TOPEKA, Kan. (AP) - Parts of Kansas’ new welfare law appear to conflict with federal rules for state child care programs, potentially jeopardizing more than $40 million a year in federal funds, an advocacy group’s leader said Thursday.
But the state Department for Children and Families said it “has received no guidance” from federal officials that the state law needs to be revised.
Shannon Cotsoradis, president and CEO of Kansas Action for Children, raised additional issues about the welfare law only weeks after sharp questions from federal officials forced the state to abandon a $25-per-day limit on ATM withdrawals with cash assistance cards. The law took effect in July.

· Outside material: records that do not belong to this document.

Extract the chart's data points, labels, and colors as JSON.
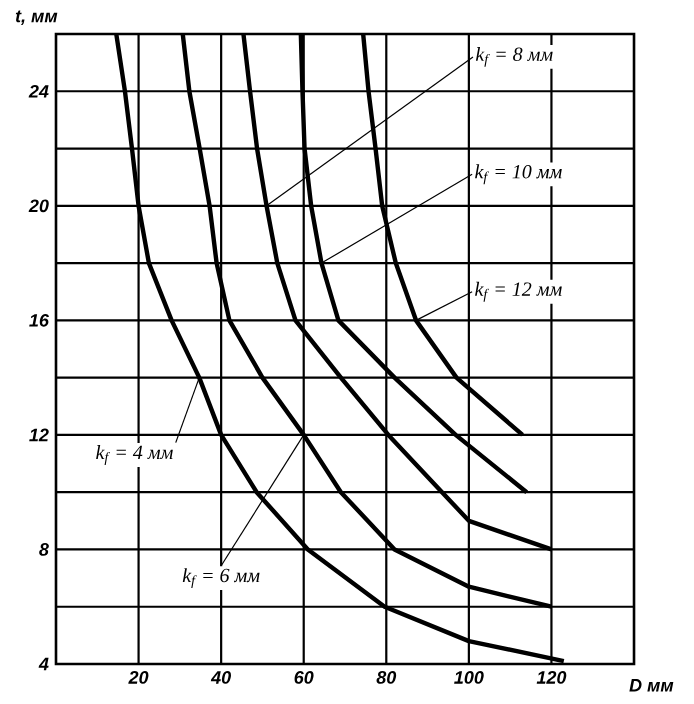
{
  "chart_data": {
    "type": "line",
    "xlabel": "D мм",
    "ylabel": "t, мм",
    "xlim": [
      0,
      140
    ],
    "ylim": [
      4,
      26
    ],
    "xticks": [
      20,
      40,
      60,
      80,
      100,
      120
    ],
    "yticks": [
      4,
      {
        "value": 6,
        "label": null
      },
      8,
      {
        "value": 10,
        "label": null
      },
      12,
      {
        "value": 14,
        "label": null
      },
      16,
      {
        "value": 18,
        "label": null
      },
      20,
      {
        "value": 22,
        "label": null
      },
      24
    ],
    "grid": true,
    "series": [
      {
        "color": "#000000",
        "x": [
          14.6,
          16.7,
          18.4,
          20,
          22.5,
          28,
          34.7,
          40,
          48.6,
          61,
          79.6,
          100,
          123
        ],
        "values": [
          26,
          24,
          22,
          20,
          18,
          16,
          14,
          12,
          10,
          8,
          6,
          4.8,
          4.1
        ]
      },
      {
        "color": "#000000",
        "x": [
          30.7,
          32.3,
          34.8,
          37.2,
          38.9,
          42,
          50,
          60,
          69,
          82,
          100,
          120
        ],
        "values": [
          26,
          24,
          22,
          20,
          18,
          16,
          14,
          12,
          10,
          8,
          6.7,
          6
        ]
      },
      {
        "color": "#000000",
        "x": [
          45.4,
          47,
          48.7,
          51,
          53.6,
          58,
          69,
          80.5,
          93.5,
          100,
          120
        ],
        "values": [
          26,
          24,
          22,
          20,
          18,
          16,
          14,
          12,
          10,
          9,
          8
        ]
      },
      {
        "color": "#000000",
        "x": [
          59.3,
          59.7,
          60.2,
          61.8,
          64.3,
          68.4,
          82,
          96.8,
          114
        ],
        "values": [
          26,
          24,
          22,
          20,
          18,
          16,
          14,
          12,
          10
        ]
      },
      {
        "color": "#000000",
        "x": [
          74.4,
          75.7,
          77.4,
          79,
          82.3,
          87.2,
          97,
          113
        ],
        "values": [
          26,
          24,
          22,
          20,
          18,
          16,
          14,
          12
        ]
      }
    ],
    "annotations": [
      {
        "text": "k$_{f}$ = 4 мм",
        "x": 34.7,
        "y": 14
      },
      {
        "text": "k$_{f}$ = 6 мм",
        "x": 60,
        "y": 12
      },
      {
        "text": "k$_{f}$ = 8 мм",
        "x": 51,
        "y": 20
      },
      {
        "text": "k$_{f}$ = 10 мм",
        "x": 64.3,
        "y": 18
      },
      {
        "text": "k$_{f}$ = 12 мм",
        "x": 87.2,
        "y": 16
      }
    ]
  }
}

Cotsoradis said the state law’s work requirements and provisions penalizing parents for failing to follow state and federal rules for social services appear to run afoul of policies tied to Congress’ reauthorization last year of the federal grants to states for their child care programs.

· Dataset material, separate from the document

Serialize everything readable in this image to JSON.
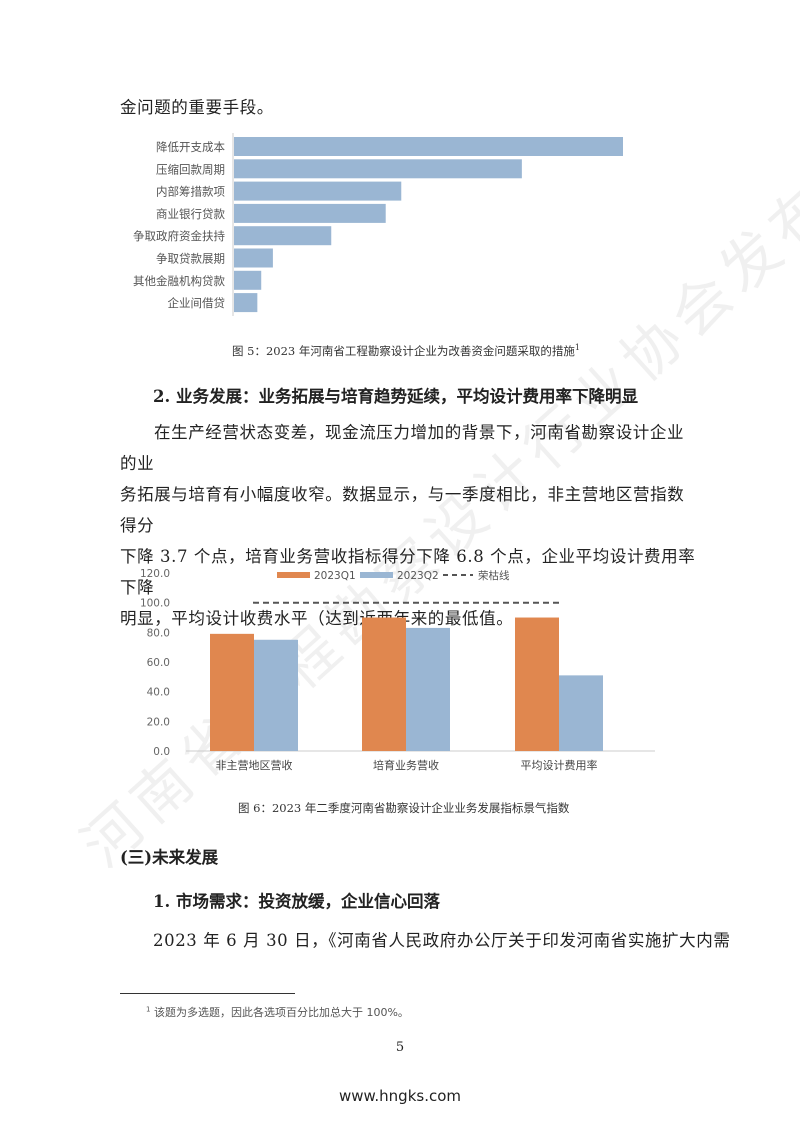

She acknowledged that states haven’t received final guidance from the federal officials, but she said she’s “80 percent” sure state policies will be in conflict. Kansas Action for Children opposed the new state law, arguing that it will prevent some poor families from obtaining needed benefits.

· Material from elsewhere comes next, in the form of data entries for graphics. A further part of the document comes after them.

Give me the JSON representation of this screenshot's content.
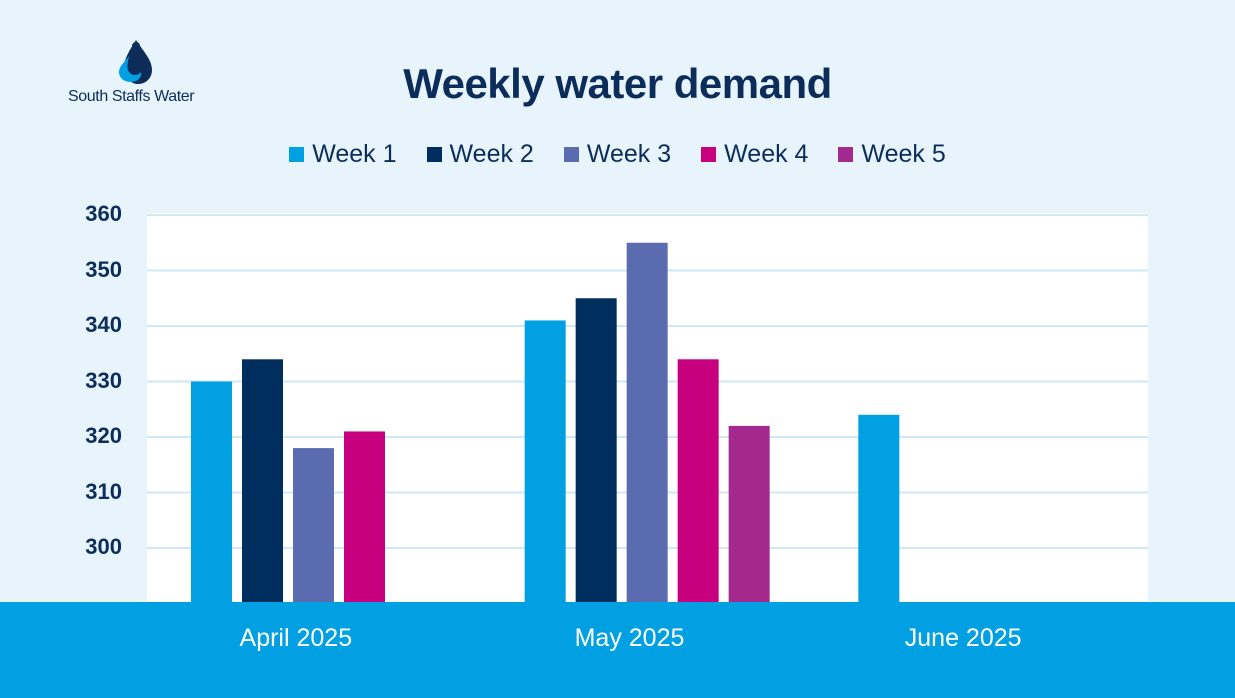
{
  "logo": {
    "text": "South Staffs Water"
  },
  "colors": {
    "background": "#e8f4fc",
    "plot_background": "#ffffff",
    "footer": "#00a0e3",
    "title": "#0c2d5a",
    "gridline": "#cfe8f6"
  },
  "chart_data": {
    "type": "bar",
    "title": "Weekly water demand",
    "xlabel": "",
    "ylabel": "",
    "ylim": [
      290,
      360
    ],
    "yticks": [
      300,
      310,
      320,
      330,
      340,
      350,
      360
    ],
    "categories": [
      "April 2025",
      "May 2025",
      "June 2025"
    ],
    "legend_position": "top-center",
    "grid": true,
    "series": [
      {
        "name": "Week 1",
        "color": "#00a0e3",
        "values": [
          330,
          341,
          324
        ]
      },
      {
        "name": "Week 2",
        "color": "#002f5f",
        "values": [
          334,
          345,
          null
        ]
      },
      {
        "name": "Week 3",
        "color": "#5b6bb0",
        "values": [
          318,
          355,
          null
        ]
      },
      {
        "name": "Week 4",
        "color": "#c6007e",
        "values": [
          321,
          334,
          null
        ]
      },
      {
        "name": "Week 5",
        "color": "#a4298f",
        "values": [
          null,
          322,
          null
        ]
      }
    ]
  }
}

“Chances are good we’re going to have some other conflicts with federal requirements that haven’t come to light yet,” Cotsoradis added during a briefing for reporters.
Kansas Action for Children plans to convene a meeting of interested parties Monday at Topeka’s public library to discuss federal child care policies, what might be required of Kansas and how the state could strengthen the child care system.
The Department for Children and Families plans to have its own meeting in September to discuss a state plan for administering child care programs required under the federal reauthorization of grants. Agency spokeswoman Theresa Freed said Cotsoradis is welcome to attend that event.
“If Ms. Cotsoradis would like to address her concerns to our agency, we would be happy to discuss those with her,” Freed said in an emailed statement.
The department supported much of the new state law. Republican Gov. Sam Brownback and GOP legislators who supported it have argued that it ensures social services go to poor families who need them, for necessities, not luxuries. Also, they argued, the law helps move families from social services to full-time jobs.
The law drew national attention over the limit on ATM withdrawals and a list of items for which cash assistance can’t be used. The list remains in place and includes alcohol, tobacco, gambling and sexually oriented materials, as well as entertainment. Cash assistance also can’t be used in nail salons or spas, on cruise ships or at tattoo or body-piercing parlors.
Cotsoradis said federal policies require that once children are deemed eligible for child care subsidies, they remain continuously eligible a full year. The Kansas law says families who don’t follow state or federal laws can have their subsidies suspended for at least three months.
Also, Cotsoradis questioned whether a requirement in Kansas law that parents who receive child care subsidies work at least 20 hours a week conflicts with a federal policy keeping parents who lose their jobs eligible for subsidies for three months while they seek new work.
An average of nearly 12,800 children a month were covered by child care subsidies during the fiscal year that ended June 30, and the federal dollars at issue present more than half the state’s total child care funds.